An Omnibus of the documentation is compiled from system-wide documentation and all application data. Builds are configured to build and deploy html and pdf versions of all documentation.

All content is actually contained in files .adoc files that follow a naming convention ending in "contents" (`mancontents.adoc`, for example). To keep these partial files from rendering, they are placed in directories named with a leading underscore (`_contents`). These files are "included" by asciidoctor into the proper section of the documentation. 

Section Titles and Headings

To keep the outline of the documentation consistent, headers should be used according to the following guidelines.

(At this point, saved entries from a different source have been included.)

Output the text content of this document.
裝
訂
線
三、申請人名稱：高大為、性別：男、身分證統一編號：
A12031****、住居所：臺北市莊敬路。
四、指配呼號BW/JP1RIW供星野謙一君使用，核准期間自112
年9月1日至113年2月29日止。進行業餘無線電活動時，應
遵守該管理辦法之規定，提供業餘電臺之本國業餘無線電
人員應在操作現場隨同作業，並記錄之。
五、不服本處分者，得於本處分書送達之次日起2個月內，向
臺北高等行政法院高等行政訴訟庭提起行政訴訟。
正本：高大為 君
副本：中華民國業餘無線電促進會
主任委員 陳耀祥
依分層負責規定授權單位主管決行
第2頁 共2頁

= This creates an <h1> heading. Asciidoctor only allows one instance per document, for the title
== <h2> reserved for Application headings
=== <h3> this level shows up on the Table of Contents sidebar, so should be used sparingly, for major sections
==== <h4> This heading will (and those above it) will create a section anchor that can be directly linked, but will not display on the table of contents. 
===== <h5> 
====== <h6>

Headers should also not be used without a title as multiple equal signs can also start a callout block that can cause rendering to break.

Content Templates

The documentation is segmented by intended audience. 

Core Concepts

This section consists of high-level, non-technical overviews of the main features of the project.

Managing

The managing sections are intended for system administrators installing and/or maintaining an installation. This section should primarily focus on how-to tasks and explaining the various configuration options.

Sections to include:

  • Prerequisites (other applications that this app depends on)
  • Installation instructions  (including whether app is installed by default)
  • Configuration instructions (including calling out any configurations that must be changed from the default)

Integrating

The integrating sections are intended for integrators connecting programmatically to the project from another program or framework.

Developing

The developing section details internal implementation and starting points for extending components of the project.